Добавить в цитаты Настройки чтения

Страница 57 из 95

Но дождался-таки Даня. Тронул его кто мягкой лапкой на выходе из леса: остановись, мол, погоди. Отговорился мальчонка перед наставницей, что хочет еще на одну полянку забежать, проверить, как дела, да и помчался обратно по тропочке к бурелому приметному. Словно магнитом его туточки тянуло. Прибежал, огляделся да и присел на ствол поваленный — дожидаться.

Невольготно пока в лесу-то. От сугробов ноздреватых, в корнях деревьев таящихся, холодом так и тянет. Хоть и последние, а словно последний рубеж держат, все никак отпустить не желают, все глубже в тени забираются, но не сдаются. Травка молоденькая еще коричневую, мертвячного вида сухую листву не забила. Ветви голые чернеются. А все ж таки — живой лес, настоящий и словно чем теплым изнутри, из сердцевины своей дышит. Как изразцы узорчатые на печке — печка давно остыла, а ладонями да пальцами к ним прижмешься — и тепло-тепло становится. Вот так и тут. Сидишь, на снег смотришь, а все равно теплом оглаживает.

— Здрав буди, молодой хозяин, — лесной батюшко появился внезапно, как из-под земли вынырнул, Данька даже вздрогнул чуток, но тут же подхватился и земно поклонился, как положено. Все ж таки, хоть и выглядит как человек с бородой зеленою, не простая нечисть, а сам хозяин леса. Его даже кикиморки побаивались копировать, завсегда лик попроще выбирали.

— Здравствуй, батюшка!

— Дай-ка я на тебя гляну, — загудел леший да принялся вертеть Даню, словно маленького, хоть и вытянулся он изрядно. — Хорош стал! — заявил лешак уверенно, на стволе устраиваясь да оставляя Даньку в недоумении. — Догадываюсь, зачем звал, — покивал лешак, с хитринкой поглядывая мальчонку. — Благодарность тебе велено передать.

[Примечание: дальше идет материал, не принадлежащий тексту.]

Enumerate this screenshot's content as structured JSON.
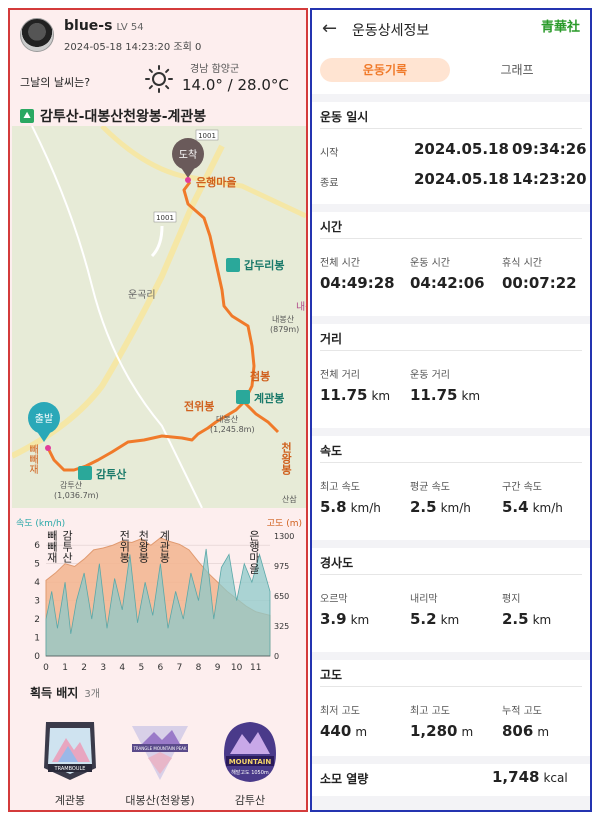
{
  "profile": {
    "username": "blue-s",
    "level": "LV 54",
    "meta": "2024-05-18 14:23:20 조회 0"
  },
  "weather": {
    "question": "그날의 날씨는?",
    "region": "경남 함양군",
    "temp": "14.0° / 28.0°C",
    "icon": "sun-icon"
  },
  "route_title": "감투산-대봉산천왕봉-계관봉",
  "map": {
    "start_label": "출발",
    "end_label": "도착",
    "road_labels": [
      "1001",
      "1001"
    ],
    "places": [
      "은행마을",
      "갑두리봉",
      "내종",
      "내봉산",
      "(879m)",
      "운곡리",
      "첨봉",
      "계관봉",
      "전위봉",
      "대봉산",
      "(1,245.8m)",
      "천왕봉",
      "빼빼재",
      "감투산",
      "감투산",
      "(1,036.7m)",
      "산삼"
    ]
  },
  "chart_data": {
    "type": "area",
    "title": "",
    "xlabel": "",
    "left_axis_label": "속도 (km/h)",
    "right_axis_label": "고도 (m)",
    "x_ticks": [
      0,
      1,
      2,
      3,
      4,
      5,
      6,
      7,
      8,
      9,
      10,
      11
    ],
    "speed_ticks": [
      0,
      1,
      2,
      3,
      4,
      5,
      6
    ],
    "altitude_ticks": [
      0,
      325,
      650,
      975,
      1300
    ],
    "xlim": [
      0,
      11.75
    ],
    "speed_ylim": [
      0,
      6.5
    ],
    "alt_ylim": [
      0,
      1300
    ],
    "point_labels": [
      {
        "x": 0.2,
        "text": "빼빼재"
      },
      {
        "x": 1.0,
        "text": "감투산"
      },
      {
        "x": 4.0,
        "text": "전위봉"
      },
      {
        "x": 5.0,
        "text": "천왕봉"
      },
      {
        "x": 6.1,
        "text": "계관봉"
      },
      {
        "x": 10.8,
        "text": "은행마을"
      }
    ],
    "series": [
      {
        "name": "고도",
        "x": [
          0,
          0.5,
          1.0,
          1.5,
          2.0,
          2.5,
          3.0,
          3.5,
          4.0,
          4.5,
          5.0,
          5.5,
          6.0,
          6.5,
          7.0,
          7.5,
          8.0,
          8.5,
          9.0,
          9.5,
          10.0,
          10.5,
          11.0,
          11.75
        ],
        "values": [
          820,
          900,
          1000,
          970,
          1050,
          1150,
          1170,
          1200,
          1245,
          1230,
          1270,
          1200,
          1280,
          1240,
          1210,
          1150,
          1020,
          900,
          800,
          700,
          620,
          540,
          480,
          440
        ]
      },
      {
        "name": "속도",
        "x": [
          0,
          0.3,
          0.6,
          1.0,
          1.3,
          1.6,
          2.0,
          2.4,
          2.8,
          3.2,
          3.6,
          4.0,
          4.4,
          4.8,
          5.2,
          5.6,
          6.0,
          6.4,
          6.8,
          7.2,
          7.6,
          8.0,
          8.4,
          8.8,
          9.2,
          9.6,
          10.0,
          10.4,
          10.8,
          11.2,
          11.75
        ],
        "values": [
          2.0,
          3.5,
          1.5,
          4.0,
          1.2,
          3.0,
          4.5,
          2.0,
          5.0,
          1.5,
          4.2,
          2.5,
          5.5,
          1.8,
          4.0,
          2.2,
          5.0,
          1.5,
          3.5,
          2.0,
          4.5,
          3.0,
          5.8,
          2.0,
          4.8,
          5.5,
          3.0,
          5.0,
          4.0,
          5.5,
          3.5
        ]
      }
    ]
  },
  "badges": {
    "title": "획득 배지",
    "count": "3개",
    "items": [
      {
        "label": "계관봉",
        "art_text": "TRAMBOULE"
      },
      {
        "label": "대봉산(천왕봉)",
        "art_text": "TRANGLE MOUNTAIN PEAK"
      },
      {
        "label": "감투산",
        "art_text": "MOUNTAIN",
        "art_sub": "해발고도 1050m"
      }
    ]
  },
  "detail": {
    "back_glyph": "←",
    "title": "운동상세정보",
    "stamp": "青華社",
    "tabs": [
      "운동기록",
      "그래프"
    ],
    "time_section": {
      "title": "운동 일시",
      "start_label": "시작",
      "start_date": "2024.05.18",
      "start_time": "09:34:26",
      "end_label": "종료",
      "end_date": "2024.05.18",
      "end_time": "14:23:20"
    },
    "duration": {
      "title": "시간",
      "items": [
        {
          "label": "전체 시간",
          "value": "04:49:28"
        },
        {
          "label": "운동 시간",
          "value": "04:42:06"
        },
        {
          "label": "휴식 시간",
          "value": "00:07:22"
        }
      ]
    },
    "distance": {
      "title": "거리",
      "items": [
        {
          "label": "전체 거리",
          "value": "11.75",
          "unit": "km"
        },
        {
          "label": "운동 거리",
          "value": "11.75",
          "unit": "km"
        }
      ]
    },
    "speed": {
      "title": "속도",
      "items": [
        {
          "label": "최고 속도",
          "value": "5.8",
          "unit": "km/h"
        },
        {
          "label": "평균 속도",
          "value": "2.5",
          "unit": "km/h"
        },
        {
          "label": "구간 속도",
          "value": "5.4",
          "unit": "km/h"
        }
      ]
    },
    "slope": {
      "title": "경사도",
      "items": [
        {
          "label": "오르막",
          "value": "3.9",
          "unit": "km"
        },
        {
          "label": "내리막",
          "value": "5.2",
          "unit": "km"
        },
        {
          "label": "평지",
          "value": "2.5",
          "unit": "km"
        }
      ]
    },
    "altitude": {
      "title": "고도",
      "items": [
        {
          "label": "최저 고도",
          "value": "440",
          "unit": "m"
        },
        {
          "label": "최고 고도",
          "value": "1,280",
          "unit": "m"
        },
        {
          "label": "누적 고도",
          "value": "806",
          "unit": "m"
        }
      ]
    },
    "calories": {
      "label": "소모 열량",
      "value": "1,748",
      "unit": "kcal"
    }
  },
  "colors": {
    "left_border": "#d43b3b",
    "right_border": "#2434b0",
    "route": "#f07a2a",
    "altitude_fill": "#f2b48e",
    "speed_fill": "#8ec9c9",
    "accent_tab": "#f07a2a",
    "stamp": "#2a9a2a"
  }
}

— Ох, хорошо-то как, божечки! — выдохнул Данька облегчением, улыбаясь — получилось! Не погиб тот, чужой леший! Не останется лес без хозяина! А ведь лес без хозяина — это беда. И травам, и зверью плохо, и людям. Некоторые думают, что без лешака можно будет безбоязненно в лес ходить, деревья рубить, зверье ловить, однако же даже мыслишки не возникает, что без хозяев все зверье лесной между собой перессорится да подерется. Вот наладились две птичьи семьи на одно дерево, ругаются, отношения выясняют, чириканье стоит да перья летят. Кто их запросто успокоит? Токо лешак — и приструнит, и поругает, и разведет. А ежели вот так не одна семья птичья, а все? А если не токо птицы? Тут и призадумаешься. Или вот, что будет, если вырубят излишне лес? Если ему не помочь, то умрет лес. Да и травок настоящих лечебных — тож не будет. Так что пользителен леший для всех.

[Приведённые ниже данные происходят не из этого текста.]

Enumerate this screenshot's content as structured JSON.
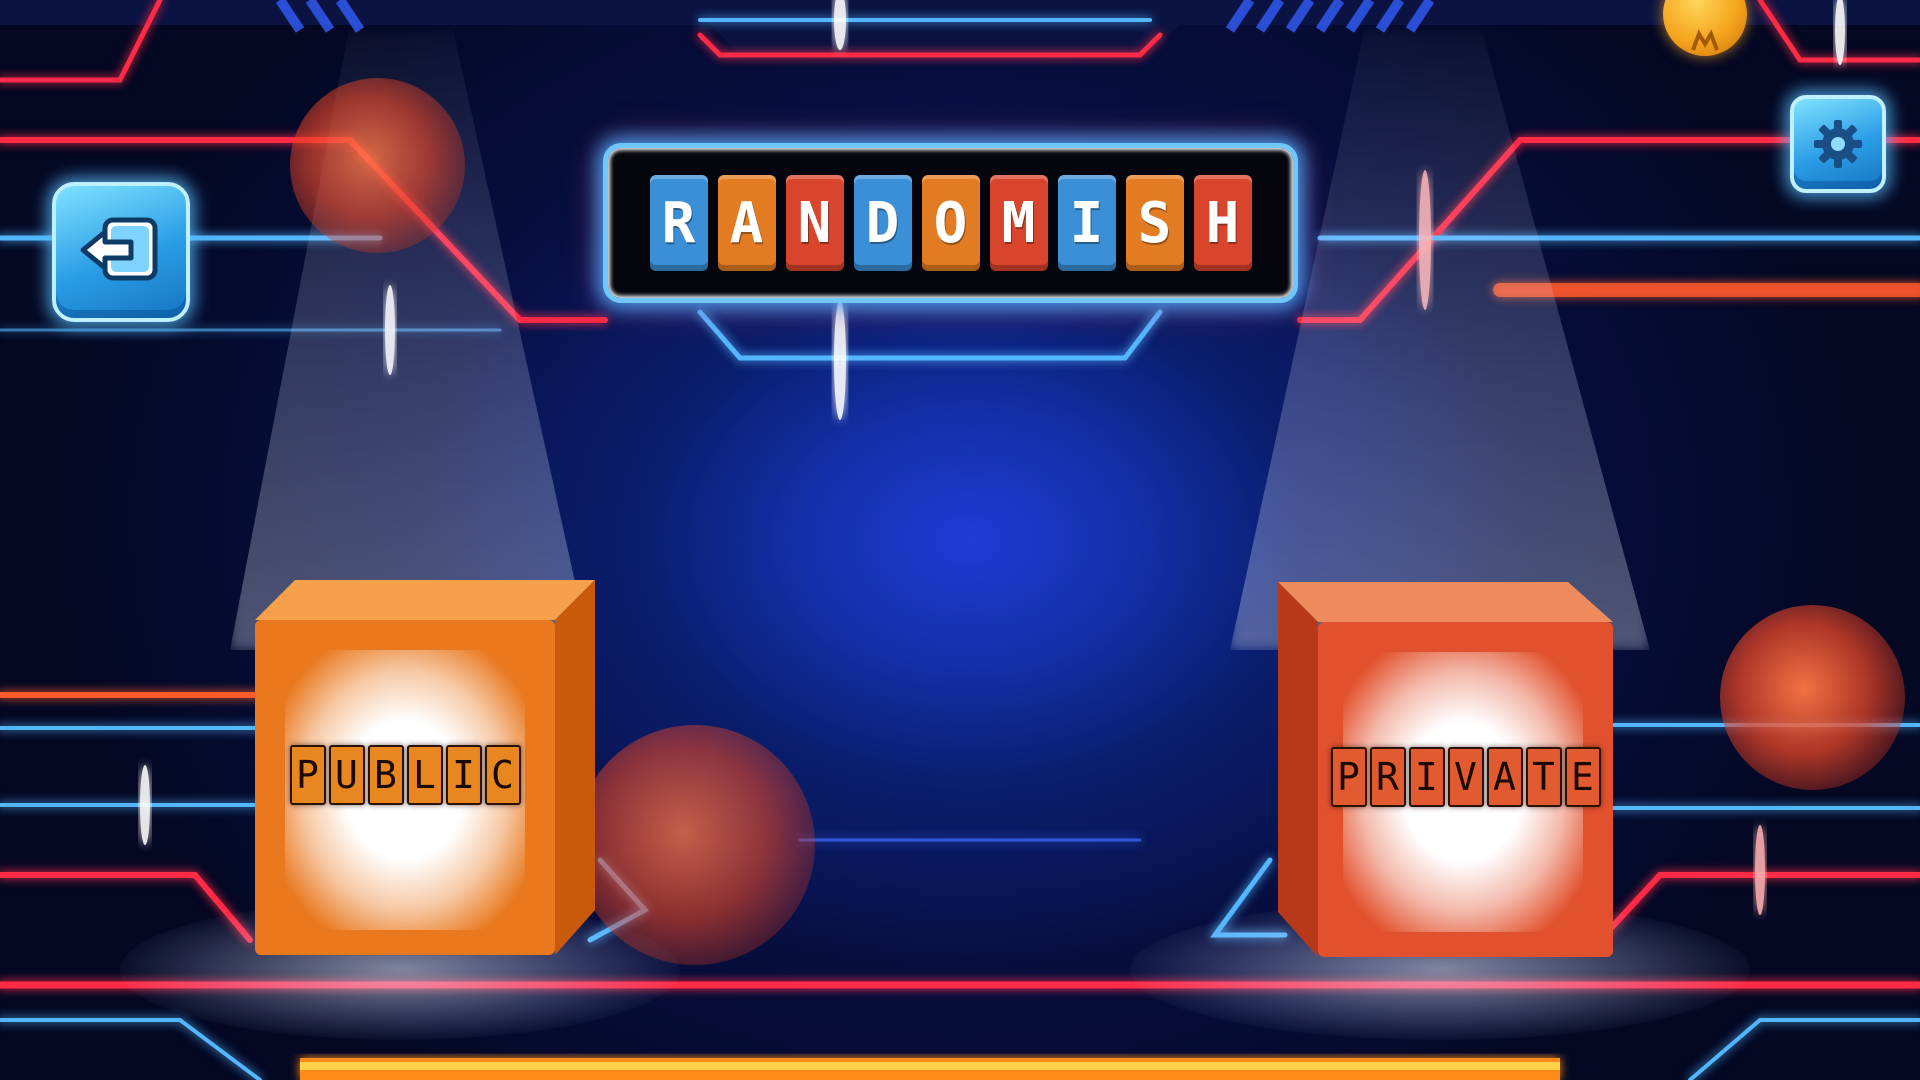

— И подарочек тебе тож велено передать, храни его бережно, ведь это плакун-трава, — протянул с этими словами леший Даньке цветочек невзрачный, засушенный. Принял его мальчонка в ладони сложенные, с благоговением разглядывая. Вроде как обычный зверобой, только цветочки синенькие, как василечки разлапистые. И тяжеленький, как иван-да-марья лесным хозяином даденная. Пожалел мельком Данька, что не может так невредимыми хранить травы, что сам собирает, и легонько потрогал цветочек небесный. А тот под пальцем прогибается, словно живой, и пахнет даже. Подивился Даня очередному чуду да запрятал осторожно за пазуху.

— Благодарствую, вовек не забуду! — ответствовал мальчонка, руки к груди прижимая да словно чуя дар богатый, цены которому нет.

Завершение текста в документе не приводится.